Allerdings waren sie, entgegen den Propaganda-Parolen, immer eine Minderheit
unter den Passagieren. Von 1934 bis 1939 standen zwölf Hochseeschiffe in
KdF-Diensten: die "Dresden", die 1934 vor Norwegen auf Grund lief und durch
ein Schiff mit dem Namen "Der Deutsche" ersetzt wurde, die "Sierra Cordoba",
die "Oceana", die "Stuttgart", die "Berlin", die "Monte Olivia", die "Monte
Sarmiento", die "Columbus", die "St. Louis", die "Wilhelm Gustloff" und die
"Robert Ley", die auf den Namen des DAF-Führers getauft worden war. Nur die
beiden letztgenannten Schiffe, so Wolfhard Buchholz in seiner 1977
veröffentlichten Dissertation "Die nationalsozialistische Gemeinschaft KdF",
wurden im Auftrag der DAF gebaut und waren auch deren Eigentum. Alle anderen
Schiffe wurden von deutschen Reedereien wie der Hamburg-Amerika-Linie oder
der Norddeutschen Lloyd gechartert. In amerikanischen Quellen dagegen heißt
es, im Jahre 1935 habe "Kraft durch Freude" das Kreuzfahrtschiff "Der
Deutsche" für 42 Millionen Reichsmark von der Hamburg-Amerika-Linie gekauft.

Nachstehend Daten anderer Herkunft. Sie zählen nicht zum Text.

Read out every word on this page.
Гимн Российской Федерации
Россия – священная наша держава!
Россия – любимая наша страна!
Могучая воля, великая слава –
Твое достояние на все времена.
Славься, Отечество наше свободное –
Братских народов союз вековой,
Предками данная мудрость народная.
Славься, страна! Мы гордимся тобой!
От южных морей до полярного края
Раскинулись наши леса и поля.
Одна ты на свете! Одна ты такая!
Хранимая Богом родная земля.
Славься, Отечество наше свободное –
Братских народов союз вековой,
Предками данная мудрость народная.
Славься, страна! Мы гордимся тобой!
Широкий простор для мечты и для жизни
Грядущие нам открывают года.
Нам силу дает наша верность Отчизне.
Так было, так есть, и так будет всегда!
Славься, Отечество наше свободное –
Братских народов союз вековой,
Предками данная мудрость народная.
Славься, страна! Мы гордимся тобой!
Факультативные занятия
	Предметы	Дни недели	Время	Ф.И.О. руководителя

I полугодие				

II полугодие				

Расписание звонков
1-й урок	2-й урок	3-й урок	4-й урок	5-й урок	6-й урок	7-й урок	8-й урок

In Friedenszeiten dampften die KdF-Kreuzer durch die Fjorde Norwegens, zur
Südküste Englands, besuchten Stockholm, die finnischen Schären und die
baltische Küste; man sah die weißen Dampfer in Lissabon, vor Madeira, den
Azoren und den Kanaren. Reiseziele waren außerdem die italienischen
Küstenstädte Genua, Neapel, Palermo, Bari und Venedig, ferner Tripolis,
Athen, Delphi und Split. Für das Ende des Jahres 1939 plante KdF angeblich
sogar eine Seereise mit zehn KdF-Dampfern nach Japan. Aber da fuhren die
weißen Schiffe schon im grauen Tarnanstrich als Truppentransporter übers
Meer oder lagen wie die "Wilhelm Gustloff" als Wohnheim für künftige
U-Boot-Fahrer in Gotenhafen vor Anker. Dort legte das Schiff Ende Januar
1945 zu seiner letzten Fahrt ab.

Unter dem Jubel der Bevölkerung war es am 5. Mai 1937 in Hamburg vom Stapel
gelaufen. Die Witwe von Hitlers Statthalter in der Schweiz taufte das Schiff
auf den Namen ihres ermordeten Mannes. Wie die "Wilhelm Gustloff" war auch
die 1938 in KdF-Diensten gestellte "Robert Ley" eine luxuriöse
Ausnahmeerscheinung in der damaligen Kreuzfahrtwelt, sieht man von den
schnellen Dampfern im Liniendienst auf der Strecke Europa-New York ab. So
bot die "Wilhelm Gustloff" ausschließlich Zwei- und Vierbettaußenkabinen,
unterschiedliche Klassen waren unbekannt; in jeder Kabine floß Kalt- und
Warmwasser, es gab Zentralheizung und Klimaanlage. Den eintausendfünfhundert
Passagieren, die von mehr als vierhundert Besatzungsmitgliedern umsorgt
wurden, standen neben den Restaurants mehrere Gesellschaftsräume,
Wintergarten, Bibliothek, Schreibzimmer und Rauchsalon zur Verfügung. Ärzte
waren an Bord, Animateure und, natürlich, die Spitzel der Partei.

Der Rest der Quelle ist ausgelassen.